Congrats to Sean for submitting the final paper from his PhD thesis to bioRxiv!
eQTL networks review
Congrats to Sean for the publication of his review article “eQTLs as causal instruments for the reconstruction of hormone linked gene networks”! The review is part of a special issue “Insights in Systems Endocrinology: 2021” in Frontiers in Endocrinology.
Molecular Omics cover article
Congratulations to Adriaan for having his article (and art work!) selected for the cover of the April issue of Molecular Omics!
Causal network inference preprint
Adriaan’s paper “Comparison between instrumental variable and mediation-based methods for reconstructing causal gene networks in yeast” has been posted on biorXiv. In this paper we used Findr to compare several methods for causal inference from genomics and transcriptomics data, using a recently published dataset of 1,012 segregants from a cross between two budding yeast strains.
Frontiers Genetics paper
Lingfei’s paper, “High-dimensional Bayesian network inference from systems genetics data using genetic node ordering” has been published in Frontiers in Genetics, in a Special Topic on Machine Learning and Network-Driven Integrative Genomics.
In this paper, we present a highly efficient approach for reconstructing Bayesian gene regulatory networks when prior information for the inclusion of edges exists or can be inferred from the available data. The method is implemented in the Findr software.
RSOS paper
Lingfei’s paper “Accurate wisdom of the crowd from unsupervised dimension reduction” has been published in Royal Society Open Science. In this paper it is shown that wisdom of the crowd, the collective intelligence derived from responses of multiple individuals to the same questions, is analogous to one-dimensional unsupervised dimension reduction in machine learning. This means that many of-the-shelf dimension reduction methods, such as good old PCA, can be repurposed as crowd-wisdom methods, usually with (much) better performance than existing default crowd-wisdom methods.
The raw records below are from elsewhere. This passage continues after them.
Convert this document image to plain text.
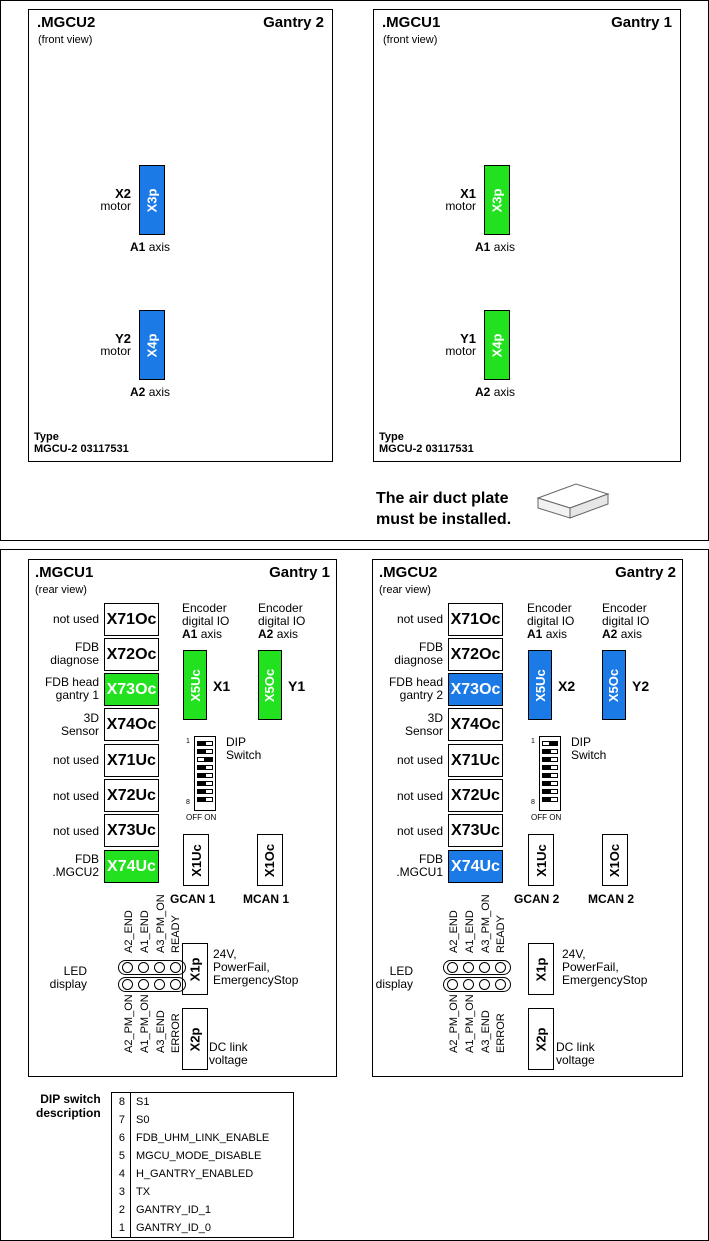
.MGCU2
(front view)
Gantry 2
X2
motor X3p
A1 axis
Y2
motor X4p
A2 axis
Type
MGCU-2 03117531
.MGCU1
(front view)
Gantry 1
X1
motor X3p
A1 axis
Y1
motor X4p
A2 axis
Type
MGCU-2 03117531
The air duct plate
must be installed.
.MGCU1
(rear view)
Gantry 1
X71Oc
X72Oc
X73Oc
X74Oc
X71Uc
X72Uc
X73Uc
X74Uc
not used
FDB
diagnose
FDB head
gantry 1
3D
Sensor
not used
not used
not used
FDB
.MGCU2
Encoder
digital IO
A1 axis
Encoder
digital IO
A2 axis
X5Uc X1 X5Oc Y1
1
8
OFF ON
DIP
Switch
X1Uc
GCAN 1
X1Oc
MCAN 1
A2_END A1_END A3_PM_ON READY
LED
display
A2_PM_ON A1_PM_ON A3_END ERROR
X1p
24V,
PowerFail,
EmergencyStop
X2p DC link
voltage
.MGCU2
(rear view)
Gantry 2
X71Oc
X72Oc
X73Oc
X74Oc
X71Uc
X72Uc
X73Uc
X74Uc
not used
FDB
diagnose
FDB head
gantry 2
3D
Sensor
not used
not used
not used
FDB
.MGCU1
Encoder
digital IO
A1 axis
Encoder
digital IO
A2 axis
X5Uc X2 X5Oc Y2
1
8
OFF ON
DIP
Switch
X1Uc
GCAN 2
X1Oc
MCAN 2
A2_END A1_END A3_PM_ON READY
LED
display
A2_PM_ON A1_PM_ON A3_END ERROR
X1p
24V,
PowerFail,
EmergencyStop
X2p DC link
voltage
DIP switch
description
8	S1
7	S0
6	FDB_UHM_LINK_ENABLE
5	MGCU_MODE_DISABLE
4	H_GANTRY_ENABLED
3	TX
2	GANTRY_ID_1
1	GANTRY_ID_0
Perhaps one of the more surprising results concerned the classification of skin images as being cancerous or not. As part of the hype surrounding deep learning, it was recently found that a deep neural network trained on 130,000 images was better at classifying a test set of 111 skin images than 21 individual dermatologists. However, we found that by doing a simple PCA of the predictions of these 21 dermatologists, they collectively outperformed the deep neural network. As The Economist put it in their recent ad, “not all intelligence is artificial”. In fact some of it is collective.
Bayesian network preprint
A new preprint, “High-dimensional Bayesian network inference from systems genetics data using genetic node ordering”, is available on bioRxiv. Bayesian networks are statistical models for gene regulatory networks, and their inference from large-scale omics data is a major problem in systems genetics. In this paper we present an algorithm to solve this problem that uses causal inference, topological sorting and variable selection, and that is much more efficient than traditional Markov chain Monte Carlo algorithms. The algorithm is implemented in the Findr and lassopv software packages.
GRN book chapters
We contributed two chapters to a Methods in Molecular Biology book on Gene Regulatory Networks: a chapter by Lingfei about the use of Findr for the inference of transcriptome-wide causal networks, and a chapter by Pau about the use of lemon-tree for the inference of differential module networks.
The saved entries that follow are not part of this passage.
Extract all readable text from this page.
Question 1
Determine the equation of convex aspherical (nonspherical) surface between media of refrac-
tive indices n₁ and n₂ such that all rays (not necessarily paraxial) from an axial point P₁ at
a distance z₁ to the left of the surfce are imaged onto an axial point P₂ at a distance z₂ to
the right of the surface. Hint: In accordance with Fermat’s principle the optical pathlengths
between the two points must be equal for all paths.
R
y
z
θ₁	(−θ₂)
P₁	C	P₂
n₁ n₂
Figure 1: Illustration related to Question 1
Congrats and goodbye Lingfei
Congratulations and goodbye to Lingfei who has joined Ramnik Xavier’s lab at the Broad Institute and Massachusetts General Hospital. Thanks for the good times and all the hard work, and all the best in your new position!
Enhancer-based causal inference preprint
There is a lot of research showing that genetic information in combination with gene expression data can be used to predict causal interactions between genes, on the basis that genetic variation among individuals causes gene expression variation but not vice versa (this PLOS CompBio article is a contribution to the field from our group and has links to earlier work). Anagha Joshi’s group asked if this principle could be extended to other contexts, and in a joint preprint “Causal gene regulatory network inference using enhancer activity as a causal anchor” an affirmative answer is given: variation of epigenetic activity at enhancer elements across multiple cell types or experimental treatments together with gene expression data also predicts causal interactions. The accompanying statistical methods have been implemented in our Findr software.